Guidelines for ethical behavior for management accountants require


A. Management accountants maintain professional competence.
B. Management accountants disclose confidential information to competitors.
C. Management accountants eliminate all potential limitations before communicating
recommendations.
D. Management accountants ignore conflicts of interest.

Discussion: Competence is one ethical value in the Institute of Management Accountants ethical
standards. Management accountants maintain confidentiality unless disclosure is required by law. Full
disclosure of limitations is required, but no one can eliminate all limitations on recommendations.
Management accountants disclose conflicts of interest.

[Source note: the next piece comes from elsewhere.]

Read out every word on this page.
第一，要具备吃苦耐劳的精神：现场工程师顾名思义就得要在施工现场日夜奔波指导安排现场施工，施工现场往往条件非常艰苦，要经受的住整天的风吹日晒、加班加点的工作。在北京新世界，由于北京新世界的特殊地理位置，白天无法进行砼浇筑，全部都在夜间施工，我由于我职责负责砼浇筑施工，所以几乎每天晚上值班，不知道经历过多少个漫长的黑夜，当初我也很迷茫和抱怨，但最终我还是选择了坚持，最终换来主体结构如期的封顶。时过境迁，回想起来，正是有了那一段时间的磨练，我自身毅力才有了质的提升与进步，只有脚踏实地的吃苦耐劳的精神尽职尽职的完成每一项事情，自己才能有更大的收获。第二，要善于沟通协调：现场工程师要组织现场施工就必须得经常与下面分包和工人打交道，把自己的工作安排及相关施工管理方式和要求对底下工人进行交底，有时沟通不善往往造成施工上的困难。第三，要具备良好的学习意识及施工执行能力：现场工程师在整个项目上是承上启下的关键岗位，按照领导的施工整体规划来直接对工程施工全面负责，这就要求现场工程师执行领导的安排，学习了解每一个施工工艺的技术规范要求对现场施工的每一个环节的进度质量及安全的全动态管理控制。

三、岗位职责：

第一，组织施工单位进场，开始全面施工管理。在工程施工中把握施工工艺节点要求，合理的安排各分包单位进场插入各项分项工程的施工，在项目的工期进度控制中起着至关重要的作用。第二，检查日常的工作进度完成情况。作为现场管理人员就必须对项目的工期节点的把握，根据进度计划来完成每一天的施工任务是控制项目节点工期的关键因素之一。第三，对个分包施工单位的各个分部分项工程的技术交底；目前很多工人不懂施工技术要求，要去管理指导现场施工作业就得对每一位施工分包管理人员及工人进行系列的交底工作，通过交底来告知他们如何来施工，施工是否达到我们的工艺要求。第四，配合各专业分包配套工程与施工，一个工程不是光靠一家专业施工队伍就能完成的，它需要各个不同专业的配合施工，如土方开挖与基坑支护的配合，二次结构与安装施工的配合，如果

7. Institute of Management Accountants supports ethical practices by


A. Staffing an ethics hotline for its members
B. Representing its members in legal cases
C. Investigating corporate ethical lapses
D. Requiring members to report unethical conduct to their supervisors.

Discussion: The Institute of Management Accountants has an ethical hotline to provide an objective
consultation to members.

Chapter 2

1. The wages of factory maintenance personnel would usually be considered to be a


A. Direct labor cost
B. Manufacturing overhead cost
C. Administrative cost
D. Selling cost

Discussion: Maintenance is an indirect labor cost, which is a part of manufacturing overhead.

2. Conversion costs include


A. Manufacturing overhead costs
B. Direct material costs
C. Sales commission costs
D. Advertising costs

Discussion: Conversion costs include the product costs of direct labor and manufacturing overhead.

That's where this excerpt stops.